More hunger
After declining for decades, food insecurity began to increase again in 2015. The UN reports that more than 821 million people suffer from hunger, food insecurity and malnutrition in 2018. This is the third year in a row that the number has increased. 'The state of food security and nutrition in the world' report was produced by the FAO and other UN agencies to highlight the nutritional and food security situation of the globe. The report points out that economic and social policies to counteract the effects of adverse economic cycles, while avoiding cuts in essential services such as healthcare and education have not been successful. The UN Sustainable Development Goals aimed to reverse the trend of growing hunger by 2030. But a world where no one goes hungry remains an immense challenge. Among the hungry are 149 million children who suffer from hunger-related growth delays. Pakistan alone faces a situation where nearly 50 percent of its children are stunted.
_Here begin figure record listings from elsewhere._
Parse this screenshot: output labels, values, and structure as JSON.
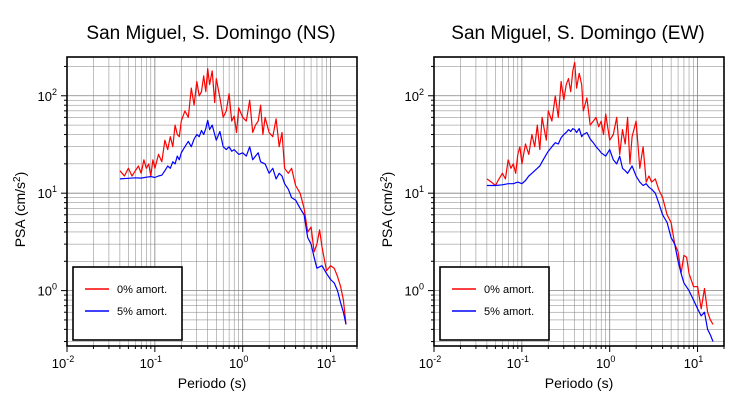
{
  "charts": [
    {
      "title": "San Miguel, S. Domingo (NS)",
      "xlabel": "Periodo (s)",
      "ylabel_main": "PSA (cm/s",
      "ylabel_sup": "2",
      "ylabel_end": ")",
      "legend": [
        "0% amort.",
        "5% amort."
      ]
    },
    {
      "title": "San Miguel, S. Domingo (EW)",
      "xlabel": "Periodo (s)",
      "ylabel_main": "PSA (cm/s",
      "ylabel_sup": "2",
      "ylabel_end": ")",
      "legend": [
        "0% amort.",
        "5% amort."
      ]
    }
  ],
  "ticks": {
    "x": [
      {
        "base": "10",
        "exp": "-2"
      },
      {
        "base": "10",
        "exp": "-1"
      },
      {
        "base": "10",
        "exp": "0"
      },
      {
        "base": "10",
        "exp": "1"
      }
    ],
    "y": [
      {
        "base": "10",
        "exp": "0"
      },
      {
        "base": "10",
        "exp": "1"
      },
      {
        "base": "10",
        "exp": "2"
      }
    ]
  },
  "colors": {
    "damping_0": "#ff0000",
    "damping_5": "#0000ff",
    "grid": "#808080"
  },
  "chart_data": [
    {
      "type": "line",
      "title": "San Miguel, S. Domingo (NS)",
      "xlabel": "Periodo (s)",
      "ylabel": "PSA (cm/s2)",
      "xscale": "log",
      "yscale": "log",
      "xlim": [
        0.01,
        20
      ],
      "ylim": [
        0.27,
        250
      ],
      "grid": true,
      "legend_position": "bottom-left",
      "series": [
        {
          "name": "0% amort.",
          "color": "#ff0000",
          "x": [
            0.04,
            0.045,
            0.05,
            0.055,
            0.06,
            0.065,
            0.07,
            0.075,
            0.08,
            0.085,
            0.09,
            0.095,
            0.1,
            0.11,
            0.12,
            0.13,
            0.14,
            0.15,
            0.16,
            0.17,
            0.18,
            0.19,
            0.2,
            0.22,
            0.24,
            0.26,
            0.28,
            0.3,
            0.32,
            0.34,
            0.36,
            0.38,
            0.4,
            0.42,
            0.45,
            0.48,
            0.5,
            0.55,
            0.6,
            0.65,
            0.7,
            0.75,
            0.8,
            0.85,
            0.9,
            1.0,
            1.1,
            1.2,
            1.3,
            1.4,
            1.5,
            1.6,
            1.7,
            1.8,
            2.0,
            2.2,
            2.4,
            2.6,
            2.8,
            3.0,
            3.3,
            3.6,
            4.0,
            4.5,
            5.0,
            5.5,
            6.0,
            6.5,
            7.0,
            7.5,
            8.0,
            9.0,
            10,
            11,
            12,
            13,
            14,
            15
          ],
          "y": [
            17,
            15,
            18,
            15,
            17,
            19,
            16,
            22,
            18,
            20,
            15,
            22,
            18,
            25,
            21,
            35,
            28,
            38,
            30,
            50,
            40,
            38,
            55,
            70,
            60,
            120,
            80,
            140,
            100,
            110,
            160,
            110,
            190,
            130,
            180,
            85,
            150,
            95,
            60,
            70,
            105,
            55,
            62,
            42,
            75,
            60,
            55,
            90,
            42,
            50,
            55,
            80,
            40,
            60,
            42,
            38,
            58,
            30,
            42,
            18,
            16,
            18,
            12,
            10,
            7,
            4,
            4.5,
            2.5,
            3,
            4.2,
            2.8,
            1.6,
            1.8,
            1.7,
            1.4,
            1.1,
            0.8,
            0.45
          ]
        },
        {
          "name": "5% amort.",
          "color": "#0000ff",
          "x": [
            0.04,
            0.05,
            0.06,
            0.07,
            0.08,
            0.09,
            0.1,
            0.11,
            0.12,
            0.13,
            0.14,
            0.15,
            0.16,
            0.17,
            0.18,
            0.19,
            0.2,
            0.22,
            0.24,
            0.26,
            0.28,
            0.3,
            0.32,
            0.34,
            0.36,
            0.38,
            0.4,
            0.42,
            0.45,
            0.48,
            0.5,
            0.55,
            0.6,
            0.65,
            0.7,
            0.75,
            0.8,
            0.9,
            1.0,
            1.1,
            1.2,
            1.3,
            1.4,
            1.5,
            1.6,
            1.8,
            2.0,
            2.2,
            2.4,
            2.6,
            2.8,
            3.0,
            3.3,
            3.6,
            4.0,
            4.5,
            5.0,
            5.5,
            6.0,
            6.5,
            7.0,
            8.0,
            9.0,
            10,
            11,
            12,
            13,
            14,
            15
          ],
          "y": [
            14,
            14.2,
            14.4,
            14.3,
            14.6,
            14.8,
            14.5,
            15,
            15.3,
            17,
            19,
            18,
            21,
            20,
            24,
            22,
            26,
            30,
            34,
            30,
            36,
            40,
            38,
            44,
            40,
            46,
            56,
            45,
            50,
            40,
            35,
            43,
            30,
            28,
            30,
            27,
            28,
            25,
            26,
            24,
            30,
            22,
            24,
            26,
            21,
            20,
            16,
            18,
            14,
            16,
            15,
            12.5,
            11,
            9,
            8.5,
            7,
            6,
            3.5,
            3,
            2.2,
            1.7,
            1.8,
            1.5,
            1.3,
            1.2,
            1.0,
            0.75,
            0.6,
            0.45
          ]
        }
      ]
    },
    {
      "type": "line",
      "title": "San Miguel, S. Domingo (EW)",
      "xlabel": "Periodo (s)",
      "ylabel": "PSA (cm/s2)",
      "xscale": "log",
      "yscale": "log",
      "xlim": [
        0.01,
        20
      ],
      "ylim": [
        0.27,
        250
      ],
      "grid": true,
      "legend_position": "bottom-left",
      "series": [
        {
          "name": "0% amort.",
          "color": "#ff0000",
          "x": [
            0.04,
            0.045,
            0.05,
            0.055,
            0.06,
            0.065,
            0.07,
            0.075,
            0.08,
            0.085,
            0.09,
            0.095,
            0.1,
            0.11,
            0.12,
            0.13,
            0.14,
            0.15,
            0.16,
            0.17,
            0.18,
            0.19,
            0.2,
            0.22,
            0.24,
            0.26,
            0.28,
            0.3,
            0.32,
            0.34,
            0.36,
            0.38,
            0.4,
            0.42,
            0.45,
            0.48,
            0.5,
            0.55,
            0.6,
            0.65,
            0.7,
            0.75,
            0.8,
            0.85,
            0.9,
            1.0,
            1.1,
            1.2,
            1.3,
            1.4,
            1.5,
            1.6,
            1.7,
            1.8,
            2.0,
            2.2,
            2.4,
            2.6,
            2.8,
            3.0,
            3.3,
            3.6,
            4.0,
            4.5,
            5.0,
            5.5,
            6.0,
            6.5,
            7.0,
            7.5,
            8.0,
            9.0,
            10,
            11,
            12,
            13,
            14,
            15
          ],
          "y": [
            14,
            13,
            12,
            14,
            16,
            14,
            22,
            18,
            20,
            16,
            25,
            30,
            20,
            32,
            25,
            40,
            30,
            50,
            28,
            60,
            45,
            35,
            70,
            55,
            100,
            60,
            140,
            90,
            130,
            150,
            110,
            180,
            220,
            120,
            170,
            130,
            70,
            95,
            50,
            55,
            60,
            48,
            55,
            40,
            65,
            35,
            40,
            60,
            25,
            45,
            32,
            60,
            20,
            38,
            55,
            18,
            30,
            13,
            15,
            13,
            14,
            11,
            9,
            6,
            5,
            3,
            2.5,
            1.5,
            2.3,
            2.2,
            1.5,
            1.1,
            1.1,
            0.65,
            1.05,
            0.6,
            0.5,
            0.45
          ]
        },
        {
          "name": "5% amort.",
          "color": "#0000ff",
          "x": [
            0.04,
            0.05,
            0.06,
            0.07,
            0.08,
            0.09,
            0.1,
            0.11,
            0.12,
            0.13,
            0.14,
            0.15,
            0.16,
            0.17,
            0.18,
            0.19,
            0.2,
            0.22,
            0.24,
            0.26,
            0.28,
            0.3,
            0.32,
            0.34,
            0.36,
            0.38,
            0.4,
            0.42,
            0.45,
            0.48,
            0.5,
            0.55,
            0.6,
            0.65,
            0.7,
            0.75,
            0.8,
            0.9,
            1.0,
            1.1,
            1.2,
            1.3,
            1.4,
            1.5,
            1.6,
            1.8,
            2.0,
            2.2,
            2.4,
            2.6,
            2.8,
            3.0,
            3.3,
            3.6,
            4.0,
            4.5,
            5.0,
            5.5,
            6.0,
            6.5,
            7.0,
            8.0,
            9.0,
            10,
            11,
            12,
            13,
            14,
            15
          ],
          "y": [
            12,
            12,
            12.2,
            12.5,
            12.5,
            13,
            12.5,
            13.5,
            15,
            16,
            17,
            18,
            19,
            21,
            23,
            25,
            27,
            30,
            33,
            32,
            37,
            40,
            42,
            45,
            43,
            46,
            45,
            42,
            46,
            38,
            40,
            42,
            36,
            33,
            30,
            28,
            26,
            24,
            28,
            22,
            20,
            24,
            18,
            17,
            16,
            19,
            15,
            13,
            12,
            12.5,
            11.5,
            11,
            10,
            8,
            6,
            5,
            3.5,
            3,
            2,
            1.5,
            1.2,
            1.0,
            0.8,
            0.65,
            0.55,
            0.6,
            0.4,
            0.35,
            0.3
          ]
        }
      ]
    }
  ]
}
The largest pockets of hunger lie in Africa where 20 percent of the population is affected and in Asia where 12 percent are victims. Seven percent are affected in Latin America and the Caribbean.
The FAO notes that current efforts are insufficient to half the number of stunted children by 2030. The authors of the report suggest “structural transformation is needed to include the poorest people in the world and by doing so integrating food security and nutrition concerns into poverty reduction efforts.” They also suggest that closing gender inequalities and introducing policies which include all groups could be useful. Ironically, the report also notes that obesity and excess weight gain are on the rise in all regions of the world, with schoolage children and adults worst affected. There is quite obviously an unequal distribution of both wealth and food, though studies have shown that poorer people are often worst hit by obesity because of low quality, cheap diets.
Pakistan faces an especially challenging time in combatting hunger given recent inflation in the prices of food items. The impact on children and the high malnutrition rate amongst them is already attributed by some experts to be leading to delays in brain development and IQ levels. Hunger is not a problem the world should be confronting in the 21st century. By now, we should have discovered the means to channel food more equitably and to reduce the vast wealth gaps between nations and between the people within them. A globe on which so many people go hungry each day shows our lack of humanity. Clearly, in terms of policymaking, something is very wrong.